What strikes me most is the theme of desperation that runs through this article. It is present in many areas that have sought rural prisons under the illusion that the prison is their only hope for economic development.


Spec said...

Here is the CNN article from last May detailing Hardin's bid to become the new Gitmo

With many suburban areas creeping ever outwards, the isolated areas where prisons were are no longer so isolated. Of course, you could just do it like Salem, OR (where I went to Undergrad) and have two prisons and a criminal mental institution within the city limits.

I agree with your description of the desperation which seems to run throughout. I only want to draw attention to how we have privatized many areas which one would think would be primary governmental functions, here prisons.

Anonymous said...

These depictions of Big Horn County do create an impression of a place so hard up for money, it would accept any undesirable with open arms, as long as there are jobs.
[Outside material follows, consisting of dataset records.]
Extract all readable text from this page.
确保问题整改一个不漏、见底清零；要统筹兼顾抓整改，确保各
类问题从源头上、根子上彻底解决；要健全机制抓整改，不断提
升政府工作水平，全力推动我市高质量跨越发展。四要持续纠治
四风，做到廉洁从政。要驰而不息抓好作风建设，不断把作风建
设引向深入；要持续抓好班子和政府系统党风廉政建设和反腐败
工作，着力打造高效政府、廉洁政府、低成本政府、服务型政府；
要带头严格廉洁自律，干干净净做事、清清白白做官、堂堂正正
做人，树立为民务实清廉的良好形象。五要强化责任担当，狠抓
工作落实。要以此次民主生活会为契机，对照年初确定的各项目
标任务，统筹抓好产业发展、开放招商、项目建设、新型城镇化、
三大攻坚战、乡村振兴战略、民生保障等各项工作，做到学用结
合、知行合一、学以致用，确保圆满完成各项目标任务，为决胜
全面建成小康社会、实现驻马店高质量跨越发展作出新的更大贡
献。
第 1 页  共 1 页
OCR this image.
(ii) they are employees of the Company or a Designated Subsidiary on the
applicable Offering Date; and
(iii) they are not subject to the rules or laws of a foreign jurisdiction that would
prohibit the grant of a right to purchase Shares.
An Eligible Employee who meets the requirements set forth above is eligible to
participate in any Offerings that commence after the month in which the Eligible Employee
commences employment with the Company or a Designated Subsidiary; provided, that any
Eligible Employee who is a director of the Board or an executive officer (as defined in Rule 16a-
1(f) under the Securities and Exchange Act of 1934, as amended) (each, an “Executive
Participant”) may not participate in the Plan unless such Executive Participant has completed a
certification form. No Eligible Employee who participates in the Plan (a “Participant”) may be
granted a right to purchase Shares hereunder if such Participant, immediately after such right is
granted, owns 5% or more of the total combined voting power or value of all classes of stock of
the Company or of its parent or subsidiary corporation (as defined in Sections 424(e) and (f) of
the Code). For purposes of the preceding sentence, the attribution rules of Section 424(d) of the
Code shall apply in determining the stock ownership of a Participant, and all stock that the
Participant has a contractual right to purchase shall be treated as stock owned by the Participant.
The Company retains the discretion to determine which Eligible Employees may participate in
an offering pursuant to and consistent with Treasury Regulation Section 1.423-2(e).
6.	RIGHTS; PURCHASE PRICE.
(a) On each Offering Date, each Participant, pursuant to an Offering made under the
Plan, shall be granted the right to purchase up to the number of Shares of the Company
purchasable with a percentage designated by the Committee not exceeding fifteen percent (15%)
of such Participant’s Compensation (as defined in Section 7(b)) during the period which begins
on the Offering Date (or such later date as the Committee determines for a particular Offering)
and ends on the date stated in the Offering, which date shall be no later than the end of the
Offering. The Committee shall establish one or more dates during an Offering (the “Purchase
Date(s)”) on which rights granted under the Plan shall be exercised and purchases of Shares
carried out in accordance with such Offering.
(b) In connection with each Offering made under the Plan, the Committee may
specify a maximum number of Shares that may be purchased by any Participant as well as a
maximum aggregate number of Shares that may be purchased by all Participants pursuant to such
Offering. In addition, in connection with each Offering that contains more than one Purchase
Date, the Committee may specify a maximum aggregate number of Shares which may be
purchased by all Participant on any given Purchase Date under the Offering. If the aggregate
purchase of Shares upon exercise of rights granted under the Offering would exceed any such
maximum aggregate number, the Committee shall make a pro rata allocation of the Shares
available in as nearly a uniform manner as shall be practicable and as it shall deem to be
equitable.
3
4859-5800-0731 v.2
It sounds like a place with no civic pride. However, when I spent time in Montana, I attended several rallies and town-hall type meetings in Lodge Grass (about 30 miles south of Hardin), where the residents were protesting a state plan to place a landfill in an area that often floods and is close to the school. The themes at these meetings could have been taken verbatim from a town meeting anywhere in Marin County, CA or Fairfax County, VA. The people there were concerned about children growing up next to an eyesore and potential health hazard. They were concerned about how the landfill would shape Lodge Grass's reputation. So I'd like to think that the residents of Big Horn County would accept the Gitmo prisoners not because they are desperate, but they've been through so much, the idea doesn't faze them.